I stare at the screen, hoping against hope I’ll see Sasha, Krystal, or Miranda come into view, returning from an extended hike, oblivious to all the worry they’ve caused. Instead, I see Casey pass by, leading a group of crying girls to their cabins. Mindy appears next, bringing up the rear. She gives the camera a fleeting glance as she passes.

“The recordings are stored here,” Chet says, using a mouse to open a file folder located on the center monitor. Inside are dozens of digital files identified only by a series of numbers. “The file names correspond to the day, hour, minute, and second each recording was made. So this file—0630044833—means it was recorded on June thirtieth, thirty-three seconds after four forty-eight a.m.”

He clicks once, and the image frozen on the first monitor jerks to life. The door opens wider, and I see myself slip out of the cabin and walk awkwardly out of the camera’s view. I recall that moment well. Heading to the latrine at the break of dawn armed with a full bladder and a swarm of memories.

“What were you doing up at that hour?” Flynn asks.

“I was going to the bathroom,” I say, bristling. “I assume that’s still legal.”

“Are there files from last night?” Flynn asks Chet, who uses the mouse to scroll down and check the folders.


Flynn turns to me. “You said you realized the girls were gone at about five, right?”

“Yes,” I say. “And they were there when I went to sleep last night.”

“What time was this?”

I shake my head, unable to remember. I was too dazed—by whiskey, by memories—to keep track of the time.

“There’s one file from between midnight and four,” Chet announces. “Then there are three between four thirty and five thirty this morning.”

“Let’s see them,” Flynn says.

“This is from a little after one.”

Chet clicks the first file, and Dogwood appears. At first, there’s no movement at all, making me wonder what triggered the camera. But then something appears—a green-white blur just on the edge of the screen. A mother deer and two fawns step into frame, their eyes giving off a chartreuse glow as they carefully cross in front of Dogwood. Twenty seconds tick by as they make their way past the cabin. Once the second fawn exits the frame, its white tail flicking, the camera shuts off.

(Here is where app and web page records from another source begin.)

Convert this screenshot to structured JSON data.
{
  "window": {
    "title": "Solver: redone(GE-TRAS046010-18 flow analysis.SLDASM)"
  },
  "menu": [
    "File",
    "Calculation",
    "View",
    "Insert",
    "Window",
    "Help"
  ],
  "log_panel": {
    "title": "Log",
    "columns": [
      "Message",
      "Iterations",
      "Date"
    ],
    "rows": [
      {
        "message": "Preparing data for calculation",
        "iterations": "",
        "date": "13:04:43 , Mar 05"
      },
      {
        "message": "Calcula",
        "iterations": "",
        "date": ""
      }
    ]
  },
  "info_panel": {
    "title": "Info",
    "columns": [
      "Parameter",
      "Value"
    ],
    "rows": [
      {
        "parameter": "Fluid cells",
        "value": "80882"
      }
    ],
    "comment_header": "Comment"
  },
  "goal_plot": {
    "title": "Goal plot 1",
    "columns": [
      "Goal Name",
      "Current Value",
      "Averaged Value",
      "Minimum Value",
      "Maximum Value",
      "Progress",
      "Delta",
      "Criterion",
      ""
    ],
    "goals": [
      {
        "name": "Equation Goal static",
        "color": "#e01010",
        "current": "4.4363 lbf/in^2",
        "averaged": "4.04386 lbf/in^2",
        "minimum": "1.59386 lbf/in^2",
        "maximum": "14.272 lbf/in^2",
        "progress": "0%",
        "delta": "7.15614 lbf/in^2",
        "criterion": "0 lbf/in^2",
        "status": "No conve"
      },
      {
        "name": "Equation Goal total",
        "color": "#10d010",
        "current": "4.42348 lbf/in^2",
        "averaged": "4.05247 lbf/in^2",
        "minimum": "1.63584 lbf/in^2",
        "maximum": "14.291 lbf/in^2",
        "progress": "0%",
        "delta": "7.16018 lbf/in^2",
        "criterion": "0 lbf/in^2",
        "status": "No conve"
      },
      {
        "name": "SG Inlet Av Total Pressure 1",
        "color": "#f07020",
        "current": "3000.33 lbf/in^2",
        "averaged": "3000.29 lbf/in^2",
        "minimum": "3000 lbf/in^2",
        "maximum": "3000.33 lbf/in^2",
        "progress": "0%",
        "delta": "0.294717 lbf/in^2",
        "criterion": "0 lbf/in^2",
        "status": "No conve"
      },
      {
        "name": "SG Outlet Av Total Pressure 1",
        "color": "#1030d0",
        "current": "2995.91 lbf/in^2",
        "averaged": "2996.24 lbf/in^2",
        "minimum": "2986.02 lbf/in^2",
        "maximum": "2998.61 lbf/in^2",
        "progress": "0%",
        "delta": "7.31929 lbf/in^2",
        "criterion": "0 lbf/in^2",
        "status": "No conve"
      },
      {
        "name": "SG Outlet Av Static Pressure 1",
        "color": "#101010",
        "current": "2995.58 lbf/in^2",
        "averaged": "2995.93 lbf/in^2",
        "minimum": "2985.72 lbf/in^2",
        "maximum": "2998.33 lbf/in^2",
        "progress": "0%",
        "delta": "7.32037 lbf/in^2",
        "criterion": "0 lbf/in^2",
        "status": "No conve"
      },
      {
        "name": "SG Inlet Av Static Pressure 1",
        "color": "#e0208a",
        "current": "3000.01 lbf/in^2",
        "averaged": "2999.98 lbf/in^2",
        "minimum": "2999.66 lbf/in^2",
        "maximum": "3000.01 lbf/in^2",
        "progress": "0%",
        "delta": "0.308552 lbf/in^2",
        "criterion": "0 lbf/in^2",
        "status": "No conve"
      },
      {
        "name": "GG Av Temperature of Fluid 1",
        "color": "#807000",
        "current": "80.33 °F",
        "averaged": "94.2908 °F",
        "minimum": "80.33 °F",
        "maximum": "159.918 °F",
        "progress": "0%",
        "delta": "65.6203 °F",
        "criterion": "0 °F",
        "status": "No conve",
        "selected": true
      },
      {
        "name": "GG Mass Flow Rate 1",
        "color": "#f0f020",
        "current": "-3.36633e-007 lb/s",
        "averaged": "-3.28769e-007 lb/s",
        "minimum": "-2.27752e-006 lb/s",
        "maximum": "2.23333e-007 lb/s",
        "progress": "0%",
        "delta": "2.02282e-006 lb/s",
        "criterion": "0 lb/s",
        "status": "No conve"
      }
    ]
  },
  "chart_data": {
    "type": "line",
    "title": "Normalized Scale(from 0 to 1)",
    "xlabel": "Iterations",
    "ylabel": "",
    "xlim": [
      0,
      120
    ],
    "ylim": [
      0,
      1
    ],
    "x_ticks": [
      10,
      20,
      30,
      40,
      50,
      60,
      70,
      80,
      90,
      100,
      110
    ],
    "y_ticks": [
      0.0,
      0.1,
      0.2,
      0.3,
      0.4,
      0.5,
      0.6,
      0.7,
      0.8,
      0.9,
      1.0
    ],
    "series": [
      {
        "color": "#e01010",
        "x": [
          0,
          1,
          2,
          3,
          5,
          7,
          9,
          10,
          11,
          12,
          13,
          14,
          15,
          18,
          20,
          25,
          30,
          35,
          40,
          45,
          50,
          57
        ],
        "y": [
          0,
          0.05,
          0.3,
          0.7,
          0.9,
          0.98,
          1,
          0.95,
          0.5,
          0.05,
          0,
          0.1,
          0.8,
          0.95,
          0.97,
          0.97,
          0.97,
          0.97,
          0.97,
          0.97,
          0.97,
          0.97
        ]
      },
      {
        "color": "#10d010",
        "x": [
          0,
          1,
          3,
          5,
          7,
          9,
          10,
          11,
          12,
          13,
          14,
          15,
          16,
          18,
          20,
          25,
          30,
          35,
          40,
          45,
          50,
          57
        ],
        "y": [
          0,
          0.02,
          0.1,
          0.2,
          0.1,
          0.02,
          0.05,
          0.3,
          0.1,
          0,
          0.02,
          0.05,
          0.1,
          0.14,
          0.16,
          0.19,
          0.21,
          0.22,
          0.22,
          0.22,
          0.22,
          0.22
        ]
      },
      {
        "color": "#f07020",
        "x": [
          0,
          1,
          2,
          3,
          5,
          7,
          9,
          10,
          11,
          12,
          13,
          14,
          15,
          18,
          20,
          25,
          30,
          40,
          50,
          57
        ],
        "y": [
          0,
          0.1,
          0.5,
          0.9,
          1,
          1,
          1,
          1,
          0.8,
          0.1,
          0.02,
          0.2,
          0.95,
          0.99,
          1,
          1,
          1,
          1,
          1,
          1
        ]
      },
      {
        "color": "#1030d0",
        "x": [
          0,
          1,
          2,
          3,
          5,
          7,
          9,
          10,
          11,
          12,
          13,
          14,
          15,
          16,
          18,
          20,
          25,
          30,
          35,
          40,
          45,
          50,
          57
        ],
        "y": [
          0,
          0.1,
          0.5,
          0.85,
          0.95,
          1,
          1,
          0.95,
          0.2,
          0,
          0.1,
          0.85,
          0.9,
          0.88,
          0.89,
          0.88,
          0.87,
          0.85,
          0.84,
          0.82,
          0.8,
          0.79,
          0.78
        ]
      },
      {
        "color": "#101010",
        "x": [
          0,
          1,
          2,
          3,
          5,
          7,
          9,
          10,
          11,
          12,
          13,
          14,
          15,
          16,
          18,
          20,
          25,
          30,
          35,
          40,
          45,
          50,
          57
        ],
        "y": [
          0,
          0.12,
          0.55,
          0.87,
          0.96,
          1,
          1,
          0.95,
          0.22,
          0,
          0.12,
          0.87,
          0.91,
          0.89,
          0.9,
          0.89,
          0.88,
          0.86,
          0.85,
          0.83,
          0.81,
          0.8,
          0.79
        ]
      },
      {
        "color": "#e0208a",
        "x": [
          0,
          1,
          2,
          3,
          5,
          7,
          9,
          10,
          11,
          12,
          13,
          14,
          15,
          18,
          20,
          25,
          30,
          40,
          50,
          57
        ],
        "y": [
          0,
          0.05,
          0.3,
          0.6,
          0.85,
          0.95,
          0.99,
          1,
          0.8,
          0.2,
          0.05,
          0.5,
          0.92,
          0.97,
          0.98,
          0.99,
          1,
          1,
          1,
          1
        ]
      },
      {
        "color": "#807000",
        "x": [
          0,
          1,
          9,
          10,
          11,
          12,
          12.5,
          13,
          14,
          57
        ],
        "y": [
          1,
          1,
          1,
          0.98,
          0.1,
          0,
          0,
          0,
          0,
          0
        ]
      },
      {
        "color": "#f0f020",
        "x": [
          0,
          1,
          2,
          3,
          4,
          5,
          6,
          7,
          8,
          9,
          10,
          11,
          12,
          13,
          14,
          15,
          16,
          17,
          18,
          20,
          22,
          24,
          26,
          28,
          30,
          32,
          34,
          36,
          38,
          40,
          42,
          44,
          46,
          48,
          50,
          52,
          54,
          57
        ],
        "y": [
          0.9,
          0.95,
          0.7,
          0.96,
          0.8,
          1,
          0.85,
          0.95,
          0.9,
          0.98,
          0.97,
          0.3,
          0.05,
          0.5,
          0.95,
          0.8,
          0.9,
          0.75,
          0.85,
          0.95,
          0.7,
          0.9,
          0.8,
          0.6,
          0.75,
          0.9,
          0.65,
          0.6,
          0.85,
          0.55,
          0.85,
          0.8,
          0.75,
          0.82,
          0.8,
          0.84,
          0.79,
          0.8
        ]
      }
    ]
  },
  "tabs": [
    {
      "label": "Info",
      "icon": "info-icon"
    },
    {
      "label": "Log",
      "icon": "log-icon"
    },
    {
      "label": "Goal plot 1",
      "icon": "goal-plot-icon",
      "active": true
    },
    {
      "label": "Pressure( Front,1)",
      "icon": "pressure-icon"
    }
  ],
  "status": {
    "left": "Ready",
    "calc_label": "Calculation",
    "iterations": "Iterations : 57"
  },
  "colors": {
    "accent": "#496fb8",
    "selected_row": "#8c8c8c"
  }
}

“That’s it for those hours,” Chet says. “This one is about five minutes before five.”

He clicks, and the first monitor lights up again. It’s the same view as before, minus the deer but with the addition of the cabin door slowly opening.

Miranda is the first to emerge. She pokes her head outside, looking in both directions, making sure the coast is clear. Then she tiptoes out of the cabin, wearing her camp polo and cargo shorts. A pale rectangle is clenched in her hand. Her phone.

She’s soon followed by Sasha and Krystal, sticking close together. Krystal carries a flashlight and a rolled-up comic book stuffed into the back pocket of her cargo shorts. I can make out the edge of Captain America’s shield emblazoned on the cover. Sasha carries a water bottle, which she drops when closing the cabin door. It rolls along the ground, out of frame. Sasha runs after it, disappearing for a second. When she returns, the three of them confer in front of the cabin door, oblivious to the camera’s presence. Eventually they go right, heading toward the heart of camp, vanishing one by one.

First Miranda, then Krystal, and finally Sasha.

I make a note of the order in which they depart, just in case I’ll need to paint them one day. I hate myself for thinking this way.

“This is five minutes later,” Chet says once the screen goes dark and he opens the next file.

I don’t need to look at the monitor to know what it shows. Me emerging from the cabin in bare feet and the T-shirt and boxer shorts I wore to bed the night before. I pause outside the door, rubbing my arms to ward off the chill. Then I walk away in the opposite direction of the girls, toward the latrine. Even though I know what to expect, the footage is a gut punch.

Five minutes. That’s how little time had passed between the girls leaving the cabin and my realizing they were gone.

Five fucking minutes.

I question every thought I had and every move I made this morning. If only I had awakened earlier. If only I hadn’t wasted so much time thinking of reasons for why they’d be gone. If only I had gone to the mess hall instead of the latrine.

In any of those scenarios, I might have spotted the girls retreating to wherever it was they went to. I might have been able to stop them.

Even worse is how guilty it makes me look. Stepping outside mere minutes after the girls departed. While it was a complete coincidence, it doesn’t appear that way. It looks intentional, like I was waiting to follow them at a discreet distance. It doesn’t matter that I went in the opposite direction. Because the next video—the final one from that highly trafficked predawn hour—shows me walking past Dogwood during my wander around the cabins. I stare at my image on the monitor, noticing the hard set of my jaw and the blankness in my eyes. I know it’s worry, but to others it might look like anger as I unwittingly followed the same path the girls had taken.

“I was looking for them,” I say, preempting any questions from the others. “It was right after I woke up and realized they were gone. I searched the latrine first, then looked around the cabins before heading to the other side of camp.”